Le souci est qu’à terme, lorsque la banquise disparaîtra et que la polynésie disparaîtra, cet écosystème sera détruit.

“C’est arrivé près de la côte nord-est du Groenland, il n’y a plus de polinya, elle a complètement disparu”, a déclaré Yager.

“Deux choses se passent en Antarctique”, a-t-il déclaré. “La glace de mer fond de façon saisonnière, formant une polnya, et les glaciers fondent et ajoutent du fer. Donc, dans la période actuelle, tout fonctionne plutôt bien ensemble. Nous avons ce merveilleux boom.”

Mais trop de bien peut être mauvais à long terme.

Yager dit que c’est comme une pyramide alimentaire – c’est une question d’équilibre. En tant qu’êtres humains, nous avons besoin de protéines, de céréales, de légumes et de fruits. Lorsque vous suivez un régime axé sur les fruits, votre équilibre est compromis.

S’il y a trop de fer dans cette zone, l’équilibre finira par changer.

“Si nous continuons à pousser dans la même direction et que la glace de mer disparaît, l’ensemble de l’unité pourrait s’effondrer.
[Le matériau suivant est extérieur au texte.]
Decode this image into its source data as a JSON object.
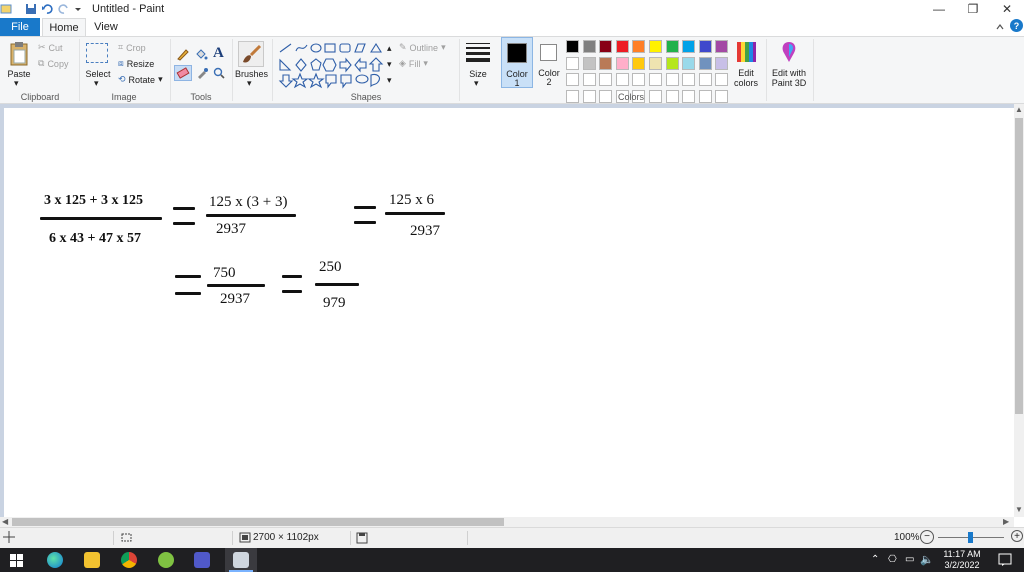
{
  "window": {
    "title": "Untitled - Paint",
    "minimize_glyph": "—",
    "restore_glyph": "❐",
    "close_glyph": "✕"
  },
  "tabs": {
    "file": "File",
    "home": "Home",
    "view": "View"
  },
  "ribbon": {
    "clipboard": {
      "label": "Clipboard",
      "paste": "Paste",
      "cut": "Cut",
      "copy": "Copy"
    },
    "image": {
      "label": "Image",
      "select": "Select",
      "crop": "Crop",
      "resize": "Resize",
      "rotate": "Rotate"
    },
    "tools": {
      "label": "Tools"
    },
    "brushes": {
      "label": "Brushes"
    },
    "shapes": {
      "label": "Shapes",
      "outline": "Outline",
      "fill": "Fill"
    },
    "size": {
      "label": "Size"
    },
    "color1": {
      "label": "Color",
      "num": "1"
    },
    "color2": {
      "label": "Color",
      "num": "2"
    },
    "colors": {
      "label": "Colors"
    },
    "edit_colors": {
      "line1": "Edit",
      "line2": "colors"
    },
    "paint3d": {
      "line1": "Edit with",
      "line2": "Paint 3D"
    },
    "palette_row1": [
      "#000000",
      "#7f7f7f",
      "#880015",
      "#ed1c24",
      "#ff7f27",
      "#fff200",
      "#22b14c",
      "#00a2e8",
      "#3f48cc",
      "#a349a4"
    ],
    "palette_row2": [
      "#ffffff",
      "#c3c3c3",
      "#b97a57",
      "#ffaec9",
      "#ffc90e",
      "#efe4b0",
      "#b5e61d",
      "#99d9ea",
      "#7092be",
      "#c8bfe7"
    ],
    "active_color1": "#000000",
    "active_color2": "#ffffff"
  },
  "canvas": {
    "expr1_num": "3 x 125 + 3 x 125",
    "expr1_den": "6 x 43 + 47 x 57",
    "expr2_num": "125 x (3 + 3)",
    "expr2_den": "2937",
    "expr3_num": "125 x 6",
    "expr3_den": "2937",
    "expr4_num": "750",
    "expr4_den": "2937",
    "expr5_num": "250",
    "expr5_den": "979"
  },
  "status": {
    "dimensions": "2700 × 1102px",
    "zoom": "100%",
    "zoom_out": "−",
    "zoom_in": "+"
  },
  "taskbar": {
    "time": "11:17 AM",
    "date": "3/2/2022"
  }
}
Et puis nous pomperons simplement de l’eau profonde à haute teneur en carbone et en fer à la surface de l’océan Sud, et nous ne savons pas vraiment. quel effet cela aura », a déclaré Yager.

“C’est pourquoi nous testons et affinons ce modèle pour nous aider à prédire l’avenir”, a-t-il déclaré. “Cela nous donne une idée de ce qui pourrait arriver dans le futur avant que cela ne se produise réellement.”

St-Laurent a également eu l’occasion de se rendre en Antarctique, mais dans une autre région appelée la mer de Rossi.

« La distance jusqu’à l’Antarctique est ce qui m’a le plus frappé ; à bien des égards, l’expédition ressemblait à un voyage sur la lune », a déclaré St-Laurent.

“Et pourtant, nous savons que cette partie éloignée de la Terre a le potentiel d’avoir un impact majeur sur toutes les zones côtières, car la calotte glaciaire de l’Antarctique continuera à perdre de la masse et contribuera à l’élévation du niveau de la mer dans les décennies à venir.